Der Text von "Wald" macht - auch dank der eben geschilderten Umgangssprachlichkeit - den Anschein mäandernden, ziellosen Plauderns. Gleichzeitig ist aber die Handlung höchst zielstrebig aufgebaut und konstruiert, die einzelnen Elemente des Narrativs sind fest und erzählökonomisch "korrekt" vertäut. Die Kombination aus Desillusioniertheit und gleichzeitigem Sozusagen-Happy-End, auf die der Roman zusteuert, sieht man gar nicht so leicht kommen; dennoch erscheint sie dann als das einzig denkbare outcome angesichts gerade dieser Elemente.

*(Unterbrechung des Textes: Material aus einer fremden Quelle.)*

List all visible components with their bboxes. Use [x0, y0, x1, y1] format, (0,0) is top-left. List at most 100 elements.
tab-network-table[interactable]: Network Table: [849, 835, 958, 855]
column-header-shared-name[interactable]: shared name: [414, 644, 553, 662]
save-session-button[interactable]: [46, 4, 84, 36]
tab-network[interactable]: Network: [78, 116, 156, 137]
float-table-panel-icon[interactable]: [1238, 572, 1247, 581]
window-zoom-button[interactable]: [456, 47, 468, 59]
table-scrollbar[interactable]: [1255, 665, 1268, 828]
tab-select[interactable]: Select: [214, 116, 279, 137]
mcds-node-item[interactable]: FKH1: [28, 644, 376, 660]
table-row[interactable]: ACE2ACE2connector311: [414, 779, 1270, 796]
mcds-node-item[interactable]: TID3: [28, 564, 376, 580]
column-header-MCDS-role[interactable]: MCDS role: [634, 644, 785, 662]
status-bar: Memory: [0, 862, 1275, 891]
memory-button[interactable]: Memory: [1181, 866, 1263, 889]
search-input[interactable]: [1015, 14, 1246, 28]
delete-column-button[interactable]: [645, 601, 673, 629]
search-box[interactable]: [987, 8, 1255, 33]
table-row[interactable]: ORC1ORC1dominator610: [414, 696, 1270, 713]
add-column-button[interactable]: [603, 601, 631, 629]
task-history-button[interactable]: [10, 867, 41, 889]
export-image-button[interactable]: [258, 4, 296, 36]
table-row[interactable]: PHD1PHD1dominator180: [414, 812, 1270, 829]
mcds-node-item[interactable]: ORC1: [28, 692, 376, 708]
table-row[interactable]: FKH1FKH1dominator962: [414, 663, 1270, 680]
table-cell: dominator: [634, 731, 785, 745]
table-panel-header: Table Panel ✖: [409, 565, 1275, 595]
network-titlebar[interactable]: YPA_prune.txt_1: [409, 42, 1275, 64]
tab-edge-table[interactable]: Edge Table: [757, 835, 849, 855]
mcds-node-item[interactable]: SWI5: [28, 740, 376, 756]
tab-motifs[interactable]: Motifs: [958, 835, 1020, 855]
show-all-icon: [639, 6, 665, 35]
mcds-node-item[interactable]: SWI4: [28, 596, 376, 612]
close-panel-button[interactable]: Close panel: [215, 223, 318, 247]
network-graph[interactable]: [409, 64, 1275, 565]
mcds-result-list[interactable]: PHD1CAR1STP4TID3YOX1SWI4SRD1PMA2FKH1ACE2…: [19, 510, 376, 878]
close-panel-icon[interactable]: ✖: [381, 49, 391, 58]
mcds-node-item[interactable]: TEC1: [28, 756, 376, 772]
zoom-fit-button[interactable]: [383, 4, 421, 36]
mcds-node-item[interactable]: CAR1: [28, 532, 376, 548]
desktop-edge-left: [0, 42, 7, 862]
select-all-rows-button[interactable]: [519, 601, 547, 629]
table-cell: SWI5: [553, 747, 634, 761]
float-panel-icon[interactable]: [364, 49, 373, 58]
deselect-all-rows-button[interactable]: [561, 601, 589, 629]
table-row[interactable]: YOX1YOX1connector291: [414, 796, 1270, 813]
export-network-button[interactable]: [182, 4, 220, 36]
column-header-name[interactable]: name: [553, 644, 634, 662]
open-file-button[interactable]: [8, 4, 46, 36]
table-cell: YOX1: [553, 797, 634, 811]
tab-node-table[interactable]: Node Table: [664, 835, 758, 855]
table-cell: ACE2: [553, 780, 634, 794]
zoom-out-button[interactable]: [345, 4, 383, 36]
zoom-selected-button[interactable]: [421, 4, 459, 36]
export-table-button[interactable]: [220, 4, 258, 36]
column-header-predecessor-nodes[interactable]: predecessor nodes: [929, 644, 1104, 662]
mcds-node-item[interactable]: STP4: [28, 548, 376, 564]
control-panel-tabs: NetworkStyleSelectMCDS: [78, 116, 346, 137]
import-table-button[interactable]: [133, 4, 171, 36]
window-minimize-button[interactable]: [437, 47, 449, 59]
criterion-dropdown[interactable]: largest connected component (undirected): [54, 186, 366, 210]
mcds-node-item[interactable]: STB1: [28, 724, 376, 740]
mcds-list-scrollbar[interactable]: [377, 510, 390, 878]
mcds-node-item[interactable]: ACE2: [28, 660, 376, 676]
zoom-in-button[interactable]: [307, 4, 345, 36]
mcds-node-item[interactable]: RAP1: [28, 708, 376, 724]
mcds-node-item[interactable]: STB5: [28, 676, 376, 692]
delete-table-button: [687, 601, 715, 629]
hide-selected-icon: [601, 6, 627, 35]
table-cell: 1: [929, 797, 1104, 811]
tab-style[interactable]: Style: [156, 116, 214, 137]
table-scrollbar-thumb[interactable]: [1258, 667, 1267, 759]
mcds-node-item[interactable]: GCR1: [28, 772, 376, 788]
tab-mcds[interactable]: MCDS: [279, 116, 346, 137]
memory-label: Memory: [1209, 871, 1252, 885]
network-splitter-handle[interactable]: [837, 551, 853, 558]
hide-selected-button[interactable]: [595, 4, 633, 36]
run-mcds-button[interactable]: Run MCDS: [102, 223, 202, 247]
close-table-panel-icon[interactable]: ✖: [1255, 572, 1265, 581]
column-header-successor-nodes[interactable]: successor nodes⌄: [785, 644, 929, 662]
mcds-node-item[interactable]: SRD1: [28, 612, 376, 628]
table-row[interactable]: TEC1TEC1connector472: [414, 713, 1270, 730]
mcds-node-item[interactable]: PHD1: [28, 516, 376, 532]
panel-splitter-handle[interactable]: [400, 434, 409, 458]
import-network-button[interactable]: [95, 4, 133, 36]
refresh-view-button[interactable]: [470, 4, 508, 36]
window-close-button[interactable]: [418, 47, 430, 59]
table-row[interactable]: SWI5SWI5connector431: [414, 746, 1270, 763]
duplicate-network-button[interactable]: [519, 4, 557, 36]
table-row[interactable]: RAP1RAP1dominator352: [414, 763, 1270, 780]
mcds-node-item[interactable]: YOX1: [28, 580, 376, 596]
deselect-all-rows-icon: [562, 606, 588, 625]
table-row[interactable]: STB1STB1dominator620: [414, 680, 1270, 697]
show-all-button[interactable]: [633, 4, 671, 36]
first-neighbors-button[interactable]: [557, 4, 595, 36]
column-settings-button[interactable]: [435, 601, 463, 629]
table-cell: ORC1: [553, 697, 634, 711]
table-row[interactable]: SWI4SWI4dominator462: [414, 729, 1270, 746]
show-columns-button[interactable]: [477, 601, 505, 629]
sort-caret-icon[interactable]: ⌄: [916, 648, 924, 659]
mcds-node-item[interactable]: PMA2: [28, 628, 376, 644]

Es mag - es wird höchst wahrscheinlich - Leser geben, die insbesondere die Schilderung der Geschlechterbeziehungen in "Wald" problematisch bis diskussionsbedürftig finden werden. Gegen viele der Personenschilderungen wird gesagt werden können, sie seien hart am Rande der Karikatur. Beide Vorbringen werden ihre Berechtigung haben - aber weder schließen sich "problematisch" und "plausibel" aus, noch - zumal in Österreich, meiner lieben Heimat - "Karikatur" und "Wirklichkeit". Was Doris Knecht dagegen niemand wird vorwerfen können ist, dieses Buch lieblos, unsorgfältig oder undurchdacht geschrieben zu haben. "Wald" ist, als Gebilde zwischen "ernster" und "Unterhaltungs"-Literatur, zwischen Sozialstudie und Kabarett, unbedingt empfehlenswert.